Em 13 anos de relacionamento, Silvana Maria, com 47 anos hoje, viveu todas as fases do ciclo da violência doméstica. Quando saía para jantar com Kléber*, ele a posicionava de frente para a televisão — para que ela só olhasse para lá, nunca para outras pessoas. “Eu achava que era normal, que era amor, cuidado, né? Mas não, é doentio.”

A primeira agressão, um soco no rosto, aconteceu na comemoração de fim de ano de 2019. Foi quando ela solicitou uma medida protetiva. Por 7 meses, Kléber rondou espaços que a ex-mulher frequentava, sem nunca descumprir a distância judicial de 500 metros. Até 24 de setembro de 2020, quando invadiu a casa de Silvana. 

Ela tinha acabado de chegar de uma confraternização e se assustou ao encontrá-lo. Kléber perguntou onde ela estava. “Falei: ‘com as minhas amigas’, e ele pediu meu celular”. Quando ela entregou o aparelho, começaram as agressões. Foram 17 facadas no rosto, no crânio e no peito de Silvana.

Para a psicóloga Liliany Souza, doutora no programa de pós-graduação em Psicologia Clínica e Cultura da Universidade de Brasília (UnB), a agressão facial representa um dos aspectos mais cruéis da violência contra mulheres por atingir a construção social do feminino. 

“As mulheres são ensinadas que o capital social delas é a beleza.
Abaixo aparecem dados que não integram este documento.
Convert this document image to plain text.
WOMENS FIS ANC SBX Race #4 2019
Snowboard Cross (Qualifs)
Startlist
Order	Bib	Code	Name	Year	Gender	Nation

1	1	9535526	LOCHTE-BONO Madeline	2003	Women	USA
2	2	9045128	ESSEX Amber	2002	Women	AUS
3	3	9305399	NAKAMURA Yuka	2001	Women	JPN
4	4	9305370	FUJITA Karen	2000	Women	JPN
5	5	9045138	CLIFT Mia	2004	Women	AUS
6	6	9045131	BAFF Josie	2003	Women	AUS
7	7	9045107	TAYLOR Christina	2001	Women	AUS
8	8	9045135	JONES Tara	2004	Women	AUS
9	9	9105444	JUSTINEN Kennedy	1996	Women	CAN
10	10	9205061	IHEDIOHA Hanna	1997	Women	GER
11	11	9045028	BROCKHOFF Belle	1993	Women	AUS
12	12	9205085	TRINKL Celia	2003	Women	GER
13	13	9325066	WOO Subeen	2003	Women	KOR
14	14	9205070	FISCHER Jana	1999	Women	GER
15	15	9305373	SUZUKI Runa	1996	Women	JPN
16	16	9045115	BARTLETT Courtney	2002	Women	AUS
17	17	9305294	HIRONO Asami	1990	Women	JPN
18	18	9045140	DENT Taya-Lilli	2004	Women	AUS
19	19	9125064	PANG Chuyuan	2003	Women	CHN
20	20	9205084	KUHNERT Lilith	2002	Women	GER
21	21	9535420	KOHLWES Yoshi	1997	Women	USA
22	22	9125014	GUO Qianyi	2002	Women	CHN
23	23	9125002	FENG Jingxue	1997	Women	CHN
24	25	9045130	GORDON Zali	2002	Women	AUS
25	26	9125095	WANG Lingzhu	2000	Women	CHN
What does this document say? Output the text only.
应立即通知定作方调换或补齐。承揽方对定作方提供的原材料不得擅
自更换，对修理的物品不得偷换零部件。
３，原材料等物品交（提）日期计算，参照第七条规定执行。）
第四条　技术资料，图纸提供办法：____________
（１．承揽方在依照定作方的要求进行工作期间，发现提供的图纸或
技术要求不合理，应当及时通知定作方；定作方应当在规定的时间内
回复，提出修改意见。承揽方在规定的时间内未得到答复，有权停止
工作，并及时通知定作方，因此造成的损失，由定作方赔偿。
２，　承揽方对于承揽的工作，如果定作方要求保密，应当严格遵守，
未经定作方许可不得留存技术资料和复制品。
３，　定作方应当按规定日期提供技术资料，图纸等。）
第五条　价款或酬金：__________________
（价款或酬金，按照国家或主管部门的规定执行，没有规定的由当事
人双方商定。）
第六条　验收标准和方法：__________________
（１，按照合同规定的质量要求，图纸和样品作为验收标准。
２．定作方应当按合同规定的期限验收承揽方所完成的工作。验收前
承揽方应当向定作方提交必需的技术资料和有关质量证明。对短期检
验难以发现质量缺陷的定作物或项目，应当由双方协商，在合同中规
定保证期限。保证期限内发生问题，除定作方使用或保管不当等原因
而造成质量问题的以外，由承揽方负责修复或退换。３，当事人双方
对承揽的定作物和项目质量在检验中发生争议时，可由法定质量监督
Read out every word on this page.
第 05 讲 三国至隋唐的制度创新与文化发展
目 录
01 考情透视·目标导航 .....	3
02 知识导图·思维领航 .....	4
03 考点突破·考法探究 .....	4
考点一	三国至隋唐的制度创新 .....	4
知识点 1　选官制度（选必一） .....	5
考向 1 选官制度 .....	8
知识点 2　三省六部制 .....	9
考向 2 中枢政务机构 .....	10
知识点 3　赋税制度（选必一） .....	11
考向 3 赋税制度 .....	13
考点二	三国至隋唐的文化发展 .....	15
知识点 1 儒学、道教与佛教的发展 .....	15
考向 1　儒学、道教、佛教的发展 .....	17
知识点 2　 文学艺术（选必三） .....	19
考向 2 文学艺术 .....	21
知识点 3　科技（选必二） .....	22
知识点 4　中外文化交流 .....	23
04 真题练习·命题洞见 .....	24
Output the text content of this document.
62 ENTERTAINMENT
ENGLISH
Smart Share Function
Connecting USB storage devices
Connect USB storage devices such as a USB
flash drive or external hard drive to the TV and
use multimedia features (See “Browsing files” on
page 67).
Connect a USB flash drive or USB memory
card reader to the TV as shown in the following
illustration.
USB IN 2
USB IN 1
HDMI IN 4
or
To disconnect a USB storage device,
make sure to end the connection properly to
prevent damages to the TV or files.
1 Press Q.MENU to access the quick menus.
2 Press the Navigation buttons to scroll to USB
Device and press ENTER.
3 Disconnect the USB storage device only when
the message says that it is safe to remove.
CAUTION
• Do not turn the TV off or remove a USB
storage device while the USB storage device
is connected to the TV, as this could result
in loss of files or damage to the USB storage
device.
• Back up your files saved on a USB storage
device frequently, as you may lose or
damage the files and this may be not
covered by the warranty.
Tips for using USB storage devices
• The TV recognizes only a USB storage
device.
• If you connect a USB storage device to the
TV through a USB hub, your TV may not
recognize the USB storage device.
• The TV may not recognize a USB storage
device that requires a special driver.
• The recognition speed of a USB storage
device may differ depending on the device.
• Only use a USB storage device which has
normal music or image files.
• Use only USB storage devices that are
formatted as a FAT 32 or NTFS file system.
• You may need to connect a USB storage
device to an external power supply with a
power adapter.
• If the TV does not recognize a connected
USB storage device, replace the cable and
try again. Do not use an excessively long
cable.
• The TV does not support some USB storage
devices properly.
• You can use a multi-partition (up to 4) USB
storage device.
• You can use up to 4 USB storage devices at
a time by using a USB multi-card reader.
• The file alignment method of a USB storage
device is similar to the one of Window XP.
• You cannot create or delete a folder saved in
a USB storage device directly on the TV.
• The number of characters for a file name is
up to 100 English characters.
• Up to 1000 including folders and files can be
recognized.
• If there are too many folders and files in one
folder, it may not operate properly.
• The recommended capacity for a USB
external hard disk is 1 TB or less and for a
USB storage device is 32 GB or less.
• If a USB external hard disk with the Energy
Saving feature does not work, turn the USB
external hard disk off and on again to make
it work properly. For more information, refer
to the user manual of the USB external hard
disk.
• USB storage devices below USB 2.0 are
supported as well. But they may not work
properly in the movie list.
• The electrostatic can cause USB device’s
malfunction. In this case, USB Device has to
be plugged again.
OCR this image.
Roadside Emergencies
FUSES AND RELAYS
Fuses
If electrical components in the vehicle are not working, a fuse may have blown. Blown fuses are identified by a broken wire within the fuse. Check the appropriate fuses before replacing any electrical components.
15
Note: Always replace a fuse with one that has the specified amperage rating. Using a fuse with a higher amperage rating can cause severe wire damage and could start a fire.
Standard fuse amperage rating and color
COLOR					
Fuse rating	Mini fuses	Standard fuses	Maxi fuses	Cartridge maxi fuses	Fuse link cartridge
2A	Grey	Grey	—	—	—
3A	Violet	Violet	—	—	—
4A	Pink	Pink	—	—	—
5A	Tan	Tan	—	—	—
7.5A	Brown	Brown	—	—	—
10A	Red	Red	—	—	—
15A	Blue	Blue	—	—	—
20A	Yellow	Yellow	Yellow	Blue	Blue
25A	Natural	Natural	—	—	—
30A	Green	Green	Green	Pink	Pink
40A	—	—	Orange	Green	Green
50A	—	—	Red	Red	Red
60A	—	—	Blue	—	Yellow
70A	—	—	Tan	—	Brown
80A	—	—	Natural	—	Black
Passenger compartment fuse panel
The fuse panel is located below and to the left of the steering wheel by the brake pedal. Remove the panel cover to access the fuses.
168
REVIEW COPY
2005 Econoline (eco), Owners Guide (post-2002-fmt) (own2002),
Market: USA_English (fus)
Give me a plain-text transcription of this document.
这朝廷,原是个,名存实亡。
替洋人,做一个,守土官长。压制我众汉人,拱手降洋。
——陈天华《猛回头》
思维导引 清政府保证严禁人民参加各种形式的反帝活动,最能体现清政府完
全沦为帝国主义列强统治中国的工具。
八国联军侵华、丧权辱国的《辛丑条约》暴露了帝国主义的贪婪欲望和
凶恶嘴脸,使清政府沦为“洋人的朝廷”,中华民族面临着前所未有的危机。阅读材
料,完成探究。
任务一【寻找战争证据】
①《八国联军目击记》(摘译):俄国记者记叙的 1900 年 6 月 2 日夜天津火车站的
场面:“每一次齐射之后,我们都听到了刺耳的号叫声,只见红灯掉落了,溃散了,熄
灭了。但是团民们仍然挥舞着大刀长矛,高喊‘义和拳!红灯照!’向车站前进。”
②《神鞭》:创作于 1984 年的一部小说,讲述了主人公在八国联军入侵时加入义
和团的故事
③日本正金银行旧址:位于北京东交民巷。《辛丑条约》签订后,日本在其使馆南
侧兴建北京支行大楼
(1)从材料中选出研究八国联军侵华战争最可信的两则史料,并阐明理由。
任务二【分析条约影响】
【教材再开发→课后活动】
A estética não é apenas aparência — é o que define as chances de reconhecimento no trabalho, nas relações sociais e até na autonomia financeira”, explica Liliany. Enquanto os homens têm sua identidade social construída em torno do provimento e da força, mulheres são condicionadas a associar seu valor à aparência física. 

Silvana ficou internada oito dias no Hospital do Grajaú, zona sul de São Paulo. Passou por cirurgia de reconstrução facial, tendo que colocar uma placa de titânio no local da maçã do rosto e quase perdeu o olho direito. Desde então, tem visão parcial e depende de óculos para enxergar.

41 CIRURGIAS 

O caso de Silvana se enquadra no perfil identificado por Suzana Dourado e Ceci Noronha no artigo ‘Marcas visíveis e invisíveis: danos ao rosto feminino em episódios de violência conjugal’, publicado na revista Ciência & Saúde Coletiva. Elas analisaram 326 boletins de ocorrência da Delegacia Especial de Atendimento à Mulher de Salvador, entre 2004 e 2008, e verificaram que em 63,2% dos casos registrados houve trauma na face, cabeça ou pescoço da mulher agredida pelo parceiro íntimo.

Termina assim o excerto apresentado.